Sunday, July 9, 2017

Les Kata

In ninth-grade French class, we each selected a typical French name, perhaps so that we would more likely stay within the confines of proper pronunciation, or to make the dreary task of learning such basic elements as the alphabet and how to say hello a bit more entertaining.  I chose Sabine because it sounded funny, not like a person’s name, more like a plant or mineral, and would allow for some disassociation/alternative personality.  I, Claire, was academically driven; Sabine was free to be mediocre, or formal, or whatever she may be.

I’m not nearly cool enough yet, but among those who frequently venture into the catacombs it is common to assume a name for the underground.  My second time down was less fraught and electrifying than the first (https://www.youtube.com/watch?v=KQpz8kV3eZQ), but still enchanting.  We passed a memorial for a man that disappeared when retrieving wine from a basement, whose body wasn’t retrieved for 11 years; later, we explored a bunker built to protect civilians during the war that had poured walls and floors, finished with mosaic tile and had included plumbing.  We toasted each other with boxed rosé and cheap beer, and, because this is France, “junk food” included not only potato chips and M&Ms, but ham and cheese sandwiches, and a little jar of foie gras.

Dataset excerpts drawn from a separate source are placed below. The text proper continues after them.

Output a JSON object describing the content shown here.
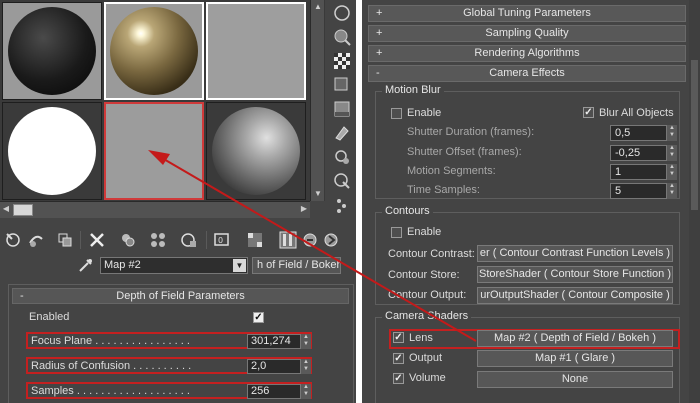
{
  "material_editor": {
    "slots": [
      {
        "material": "black"
      },
      {
        "material": "glossy-gold"
      },
      {
        "material": "gray"
      },
      {
        "material": "white"
      },
      {
        "material": "flat-gray",
        "selected": true
      },
      {
        "material": "glossy-gray"
      }
    ],
    "toolbar_icons": [
      "get-material-icon",
      "put-to-scene-icon",
      "assign-material-icon",
      "reset-map-icon",
      "make-copy-icon",
      "make-unique-icon",
      "put-to-library-icon",
      "material-effects-icon",
      "show-map-icon",
      "show-end-result-icon",
      "go-to-parent-icon",
      "go-forward-icon"
    ],
    "map_name": "Map #2",
    "map_type": "h of Field / Bokeh",
    "rollout": {
      "title": "Depth of Field Parameters",
      "toggle": "-",
      "params": [
        {
          "label": "Enabled",
          "type": "checkbox",
          "checked": true
        },
        {
          "label": "Focus Plane . . . . . . . . . . . . . . . .",
          "value": "301,274"
        },
        {
          "label": "Radius of Confusion . . . . . . . . . .",
          "value": "2,0"
        },
        {
          "label": "Samples . . . . . . . . . . . . . . . . . . .",
          "value": "256"
        }
      ]
    }
  },
  "render_setup": {
    "rollouts": [
      {
        "label": "Global Tuning Parameters",
        "toggle": "+"
      },
      {
        "label": "Sampling Quality",
        "toggle": "+"
      },
      {
        "label": "Rendering Algorithms",
        "toggle": "+"
      },
      {
        "label": "Camera Effects",
        "toggle": "-"
      }
    ],
    "motion_blur": {
      "title": "Motion Blur",
      "enable_label": "Enable",
      "enable_checked": false,
      "blur_all_label": "Blur All Objects",
      "blur_all_checked": true,
      "shutter_duration_label": "Shutter Duration (frames):",
      "shutter_duration": "0,5",
      "shutter_offset_label": "Shutter Offset (frames):",
      "shutter_offset": "-0,25",
      "motion_segments_label": "Motion Segments:",
      "motion_segments": "1",
      "time_samples_label": "Time Samples:",
      "time_samples": "5"
    },
    "contours": {
      "title": "Contours",
      "enable_label": "Enable",
      "enable_checked": false,
      "contrast_label": "Contour Contrast:",
      "contrast_value": "er  ( Contour Contrast Function Levels )",
      "store_label": "Contour Store:",
      "store_value": "StoreShader  ( Contour Store Function )",
      "output_label": "Contour Output:",
      "output_value": "urOutputShader  ( Contour Composite )"
    },
    "camera_shaders": {
      "title": "Camera Shaders",
      "lens_label": "Lens",
      "lens_checked": true,
      "lens_value": "Map #2  ( Depth of Field / Bokeh )",
      "output_label": "Output",
      "output_checked": true,
      "output_value": "Map #1  ( Glare )",
      "volume_label": "Volume",
      "volume_checked": true,
      "volume_value": "None"
    }
  },
  "colors": {
    "highlight": "#c42020",
    "panel": "#444444"
  }
}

But most adventurously, we crawled, first on hand and knees, then pulled with arms and slid on bellies, through a narrow tunnel of earth adjoining our passage to the sidewalk grate (*note the backpack there for scale).  I was third in a line of six people.  Two more or less easily navigated that bit, and I would never be left for dead.  And yet I flushed with accomplishment—I hadn’t been afraid at all.